Calibrationism then says that, for judgments to be trustworthy, they must also include all the evidence that we regard as relevant.
Getting Practical: How to Implement Calibrationism
So that’s calibrationism in a rough nutshell: Our judgments are trustworthy to the extent we have evidence that (a) they are produced in ways that are well-calibrated and (b) they are inclusive of all the relevant evidence. What, then, are the implications of this? Four come to mind:
- We should measure calibration to determine which judgments are trustworthy;
- We should trust individuals who have evidence of their calibration;
- But only if they are inclusive of all the evidence;
- And where necessary, we should aim to improve our calibration.
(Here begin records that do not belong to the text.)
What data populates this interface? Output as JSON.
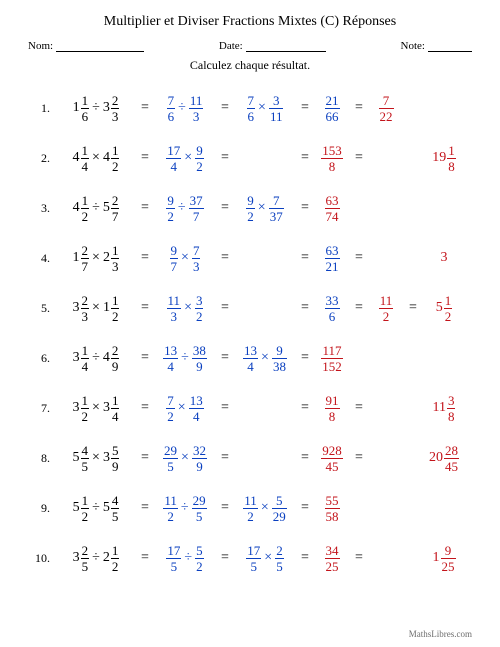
{
  "colors": {
    "blue": "#0a3fbf",
    "red": "#c3141b",
    "text": "#000000",
    "footer": "#6e6e6e"
  },
  "title": "Multiplier et Diviser Fractions Mixtes (C) Réponses",
  "labels": {
    "name": "Nom:",
    "date": "Date:",
    "note": "Note:"
  },
  "subtitle": "Calculez chaque résultat.",
  "footer": "MathsLibres.com",
  "eq": "=",
  "ops": {
    "div": "÷",
    "mul": "×"
  },
  "problems": [
    {
      "idx": "1.",
      "a": {
        "w": "1",
        "n": "1",
        "d": "6"
      },
      "op": "div",
      "b": {
        "w": "3",
        "n": "2",
        "d": "3"
      },
      "s1": {
        "l": {
          "n": "7",
          "d": "6"
        },
        "op": "div",
        "r": {
          "n": "11",
          "d": "3"
        },
        "color": "blue"
      },
      "s2": {
        "l": {
          "n": "7",
          "d": "6"
        },
        "op": "mul",
        "r": {
          "n": "3",
          "d": "11"
        },
        "color": "blue"
      },
      "s3": {
        "n": "21",
        "d": "66",
        "color": "blue"
      },
      "s4": {
        "n": "7",
        "d": "22",
        "color": "red"
      },
      "s5": null
    },
    {
      "idx": "2.",
      "a": {
        "w": "4",
        "n": "1",
        "d": "4"
      },
      "op": "mul",
      "b": {
        "w": "4",
        "n": "1",
        "d": "2"
      },
      "s1": {
        "l": {
          "n": "17",
          "d": "4"
        },
        "op": "mul",
        "r": {
          "n": "9",
          "d": "2"
        },
        "color": "blue"
      },
      "s2": null,
      "s3": {
        "n": "153",
        "d": "8",
        "color": "red"
      },
      "s4": null,
      "s5": {
        "w": "19",
        "n": "1",
        "d": "8",
        "color": "red"
      }
    },
    {
      "idx": "3.",
      "a": {
        "w": "4",
        "n": "1",
        "d": "2"
      },
      "op": "div",
      "b": {
        "w": "5",
        "n": "2",
        "d": "7"
      },
      "s1": {
        "l": {
          "n": "9",
          "d": "2"
        },
        "op": "div",
        "r": {
          "n": "37",
          "d": "7"
        },
        "color": "blue"
      },
      "s2": {
        "l": {
          "n": "9",
          "d": "2"
        },
        "op": "mul",
        "r": {
          "n": "7",
          "d": "37"
        },
        "color": "blue"
      },
      "s3": {
        "n": "63",
        "d": "74",
        "color": "red"
      },
      "s4": null,
      "s5": null
    },
    {
      "idx": "4.",
      "a": {
        "w": "1",
        "n": "2",
        "d": "7"
      },
      "op": "mul",
      "b": {
        "w": "2",
        "n": "1",
        "d": "3"
      },
      "s1": {
        "l": {
          "n": "9",
          "d": "7"
        },
        "op": "mul",
        "r": {
          "n": "7",
          "d": "3"
        },
        "color": "blue"
      },
      "s2": null,
      "s3": {
        "n": "63",
        "d": "21",
        "color": "blue"
      },
      "s4": null,
      "s5": {
        "plain": "3",
        "color": "red"
      }
    },
    {
      "idx": "5.",
      "a": {
        "w": "3",
        "n": "2",
        "d": "3"
      },
      "op": "mul",
      "b": {
        "w": "1",
        "n": "1",
        "d": "2"
      },
      "s1": {
        "l": {
          "n": "11",
          "d": "3"
        },
        "op": "mul",
        "r": {
          "n": "3",
          "d": "2"
        },
        "color": "blue"
      },
      "s2": null,
      "s3": {
        "n": "33",
        "d": "6",
        "color": "blue"
      },
      "s4": {
        "n": "11",
        "d": "2",
        "color": "red"
      },
      "s5": {
        "w": "5",
        "n": "1",
        "d": "2",
        "color": "red"
      }
    },
    {
      "idx": "6.",
      "a": {
        "w": "3",
        "n": "1",
        "d": "4"
      },
      "op": "div",
      "b": {
        "w": "4",
        "n": "2",
        "d": "9"
      },
      "s1": {
        "l": {
          "n": "13",
          "d": "4"
        },
        "op": "div",
        "r": {
          "n": "38",
          "d": "9"
        },
        "color": "blue"
      },
      "s2": {
        "l": {
          "n": "13",
          "d": "4"
        },
        "op": "mul",
        "r": {
          "n": "9",
          "d": "38"
        },
        "color": "blue"
      },
      "s3": {
        "n": "117",
        "d": "152",
        "color": "red"
      },
      "s4": null,
      "s5": null
    },
    {
      "idx": "7.",
      "a": {
        "w": "3",
        "n": "1",
        "d": "2"
      },
      "op": "mul",
      "b": {
        "w": "3",
        "n": "1",
        "d": "4"
      },
      "s1": {
        "l": {
          "n": "7",
          "d": "2"
        },
        "op": "mul",
        "r": {
          "n": "13",
          "d": "4"
        },
        "color": "blue"
      },
      "s2": null,
      "s3": {
        "n": "91",
        "d": "8",
        "color": "red"
      },
      "s4": null,
      "s5": {
        "w": "11",
        "n": "3",
        "d": "8",
        "color": "red"
      }
    },
    {
      "idx": "8.",
      "a": {
        "w": "5",
        "n": "4",
        "d": "5"
      },
      "op": "mul",
      "b": {
        "w": "3",
        "n": "5",
        "d": "9"
      },
      "s1": {
        "l": {
          "n": "29",
          "d": "5"
        },
        "op": "mul",
        "r": {
          "n": "32",
          "d": "9"
        },
        "color": "blue"
      },
      "s2": null,
      "s3": {
        "n": "928",
        "d": "45",
        "color": "red"
      },
      "s4": null,
      "s5": {
        "w": "20",
        "n": "28",
        "d": "45",
        "color": "red"
      }
    },
    {
      "idx": "9.",
      "a": {
        "w": "5",
        "n": "1",
        "d": "2"
      },
      "op": "div",
      "b": {
        "w": "5",
        "n": "4",
        "d": "5"
      },
      "s1": {
        "l": {
          "n": "11",
          "d": "2"
        },
        "op": "div",
        "r": {
          "n": "29",
          "d": "5"
        },
        "color": "blue"
      },
      "s2": {
        "l": {
          "n": "11",
          "d": "2"
        },
        "op": "mul",
        "r": {
          "n": "5",
          "d": "29"
        },
        "color": "blue"
      },
      "s3": {
        "n": "55",
        "d": "58",
        "color": "red"
      },
      "s4": null,
      "s5": null
    },
    {
      "idx": "10.",
      "a": {
        "w": "3",
        "n": "2",
        "d": "5"
      },
      "op": "div",
      "b": {
        "w": "2",
        "n": "1",
        "d": "2"
      },
      "s1": {
        "l": {
          "n": "17",
          "d": "5"
        },
        "op": "div",
        "r": {
          "n": "5",
          "d": "2"
        },
        "color": "blue"
      },
      "s2": {
        "l": {
          "n": "17",
          "d": "5"
        },
        "op": "mul",
        "r": {
          "n": "2",
          "d": "5"
        },
        "color": "blue"
      },
      "s3": {
        "n": "34",
        "d": "25",
        "color": "red"
      },
      "s4": null,
      "s5": {
        "w": "1",
        "n": "9",
        "d": "25",
        "color": "red"
      }
    }
  ]
}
Practically, I provide more ideas about how we can do these things elsewhere. For example, one can measure calibration by plugging some judgments into a spreadsheet template, as I discuss here. Calibration can also be improved with recommendations that I discuss here. Lastly, if we want to assess the inclusivity and trustworthiness of someone’s thinking, we can list the evidence that we think is relevant, ask them questions about their reactions to each item, and, if their responses seem to reflect calibrated engagement with all of the evidence, then we can trust their judgments.
Put simply, to determine which judgments to trust, we might want to see more calibration graphs and evidence checklists to determine calibration and inclusivity—at least when the stakes are high. This might help make a world with fewer fatal misdiagnoses, false criminal convictions, and other expressions of inaccuracy that compromise the functioning and well-being of our societies.